To the benefit of the organizations she believed in, we weren’t the only people she volunteered for. We weren’t the only ones who earned her support. She was the type of person for whom lending a hand and actively pursuing what she believed in came naturally – and she did it with spunk.  We’re going to miss her and her thousand-watt smile and it’s people like her that we love too. Thank you, Bob Geddes, for sharing your wife with us. 

Her long time friend and co-KCRW subscription drive volunteer, Ellen, says it best:

My Friend, Pam Leven

“Hello, Ellen!”

When Pam greeted you — in person, on the phone — I’m sure you got the same cheery welcome I did, as if you were the person she most wanted to see, to talk to.

And you were. Because whomever Pam was with, whatever Pam was doing, it seemed, was exactly what she wanted most at that point. My friend Pammy Sue was a gift, an in-the-moment person only too happy to have you along on her ride, wherever she was going.

She was my go-to friend for expanding the comfort zone.

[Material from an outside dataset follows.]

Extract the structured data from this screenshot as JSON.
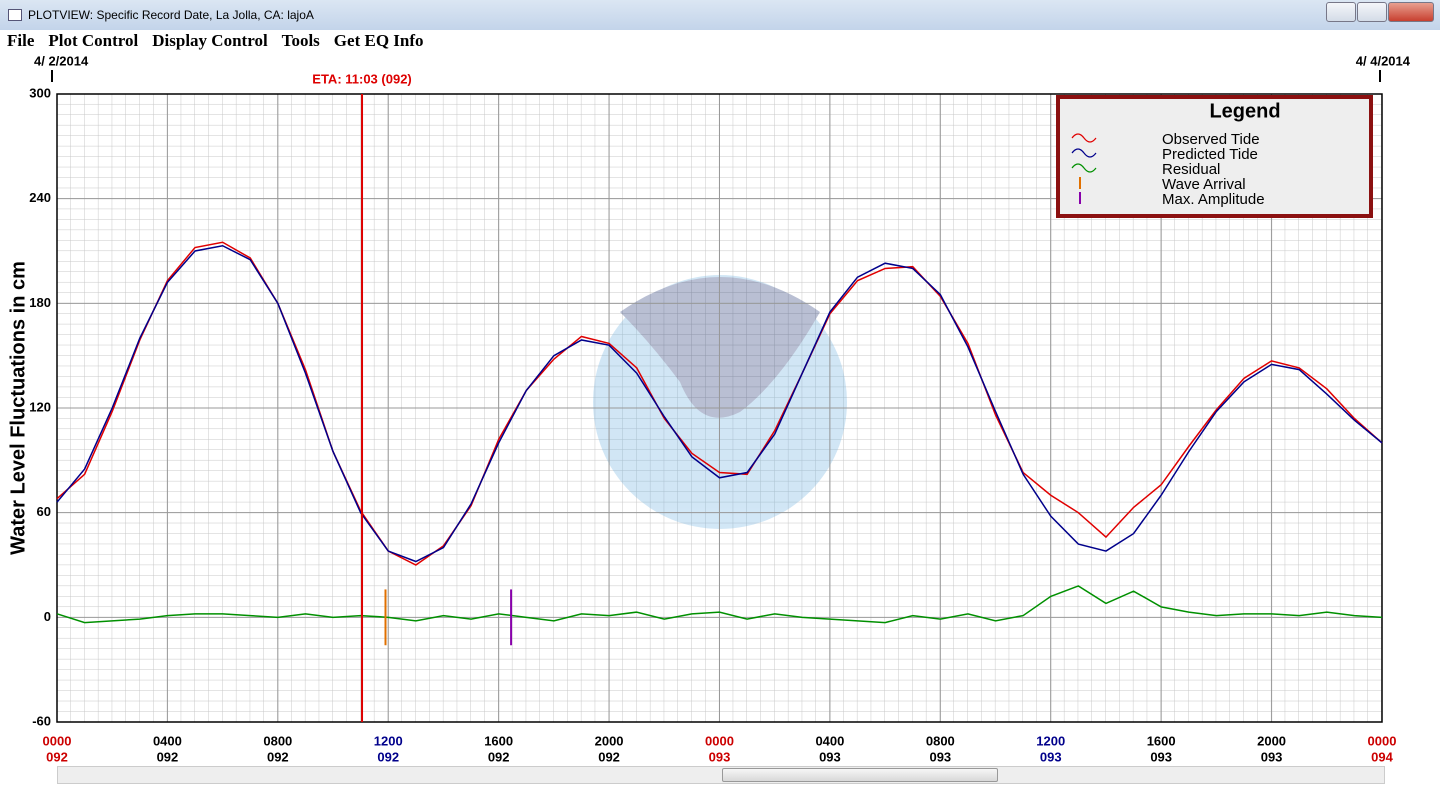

Pam, Bob, Molly on a Sunday morning 2013 (1)We did that on the salt flats of the Mojave Desert in winds so strong she could barely focus the camera for the pictures she liked to take of people posed so the background landmarks appeared to spring from their heads.

We did that on the basketball court, where, before she found cycling, she sought a sport that was sweaty, fun and communal. I’d been playing for years, and was happy to have her replace me as the shortest player on the court.

We did that at the county fair, where we ate food so fried it gave Paula Deen diabetes. And where, like the jaded journalists we are, we tried hard, despite eye-witness proof, to believe that all those people pretending to be werewolves on command of the hypnotist were faking it.

My friend Pam was an inexplicable combination of cynicism and optimism, a glass half-full person under no illusions that life was a series of obstacles that, if you were lucky, and she was, you could overcome with humor, friendship and pluck.

Thank you, Pam, for shining your generous light into my life. You made me a better person, and it was a privilege to be your friend.